# Thread: gcd, linear combination problem

1. ## gcd, linear combination problem

For integers a and b, what is the relationship between gcd(a,b) and the set of integer linear combinations of a and b?

2. gcd(a,b) divides all linear combos of a and b.

3. Originally Posted by Janu42
For integers a and b, what is the relationship between gcd(a,b) and the set of integer linear combinations of a and b?
Suppose $\displaystyle a$ and $\displaystyle b$ are integers - not both zero, and let $\displaystyle L=\left\{ax+by|x,y\in\mathbb{Z}\right\}$ be the set of all linear combinations of $\displaystyle a$ and $\displaystyle b$.
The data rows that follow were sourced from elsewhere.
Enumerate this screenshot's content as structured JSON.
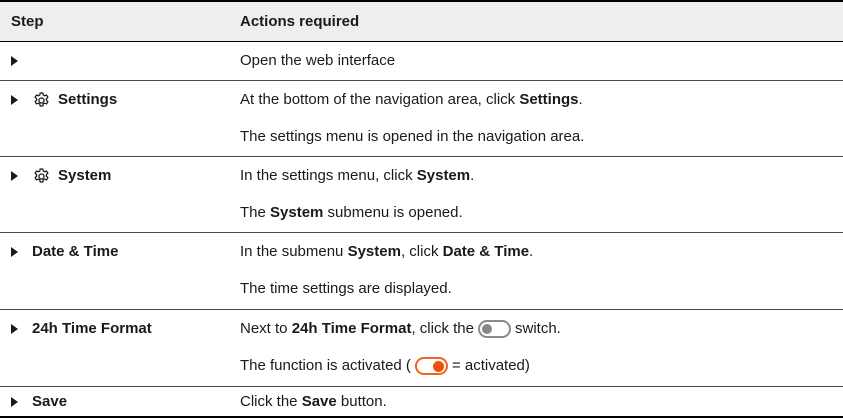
{
  "header": {
    "col1": "Step",
    "col2": "Actions required"
  },
  "rows": [
    {
      "step": "",
      "icon": "",
      "lines": [
        {
          "parts": [
            {
              "t": "Open the web interface",
              "b": false
            }
          ]
        }
      ]
    },
    {
      "step": "Settings",
      "icon": "gear-icon",
      "lines": [
        {
          "parts": [
            {
              "t": "At the bottom of the navigation area, click ",
              "b": false
            },
            {
              "t": "Settings",
              "b": true
            },
            {
              "t": ".",
              "b": false
            }
          ]
        },
        {
          "parts": [
            {
              "t": "The settings menu is opened in the navigation area.",
              "b": false
            }
          ]
        }
      ]
    },
    {
      "step": "System",
      "icon": "gear-icon",
      "lines": [
        {
          "parts": [
            {
              "t": "In the settings menu, click ",
              "b": false
            },
            {
              "t": "System",
              "b": true
            },
            {
              "t": ".",
              "b": false
            }
          ]
        },
        {
          "parts": [
            {
              "t": "The ",
              "b": false
            },
            {
              "t": "System",
              "b": true
            },
            {
              "t": " submenu is opened.",
              "b": false
            }
          ]
        }
      ]
    },
    {
      "step": "Date & Time",
      "icon": "",
      "lines": [
        {
          "parts": [
            {
              "t": "In the submenu ",
              "b": false
            },
            {
              "t": "System",
              "b": true
            },
            {
              "t": ", click ",
              "b": false
            },
            {
              "t": "Date & Time",
              "b": true
            },
            {
              "t": ".",
              "b": false
            }
          ]
        },
        {
          "parts": [
            {
              "t": "The time settings are displayed.",
              "b": false
            }
          ]
        }
      ]
    },
    {
      "step": "24h Time Format",
      "icon": "",
      "lines": [
        {
          "parts": [
            {
              "t": "Next to ",
              "b": false
            },
            {
              "t": "24h Time Format",
              "b": true
            },
            {
              "t": ", click the",
              "b": false
            },
            {
              "sw": "off"
            },
            {
              "t": "switch.",
              "b": false
            }
          ]
        },
        {
          "parts": [
            {
              "t": "The function is activated (",
              "b": false
            },
            {
              "sw": "on"
            },
            {
              "t": "= activated)",
              "b": false
            }
          ]
        }
      ]
    },
    {
      "step": "Save",
      "icon": "",
      "lines": [
        {
          "parts": [
            {
              "t": "Click the ",
              "b": false
            },
            {
              "t": "Save",
              "b": true
            },
            {
              "t": " button.",
              "b": false
            }
          ]
        }
      ]
    }
  ]
}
The following relationship holds: Every linear combination of $\displaystyle a$ and $\displaystyle b$ (a member in $\displaystyle L$) is a multiple of $\displaystyle gcd(a,b)$; conversely, any multiple of $\displaystyle gcd(a,b)$ is a linear combination of $\displaystyle a$ and $\displaystyle b$.
In short, $\displaystyle L$ is precisely the set of all multiples of $\displaystyle gcd(a,b)$.

BTW, the greatest common divisor of $\displaystyle a$ and $\displaystyle b$ is the smallest postive linear combination of $\displaystyle a$ and $\displaystyle b$.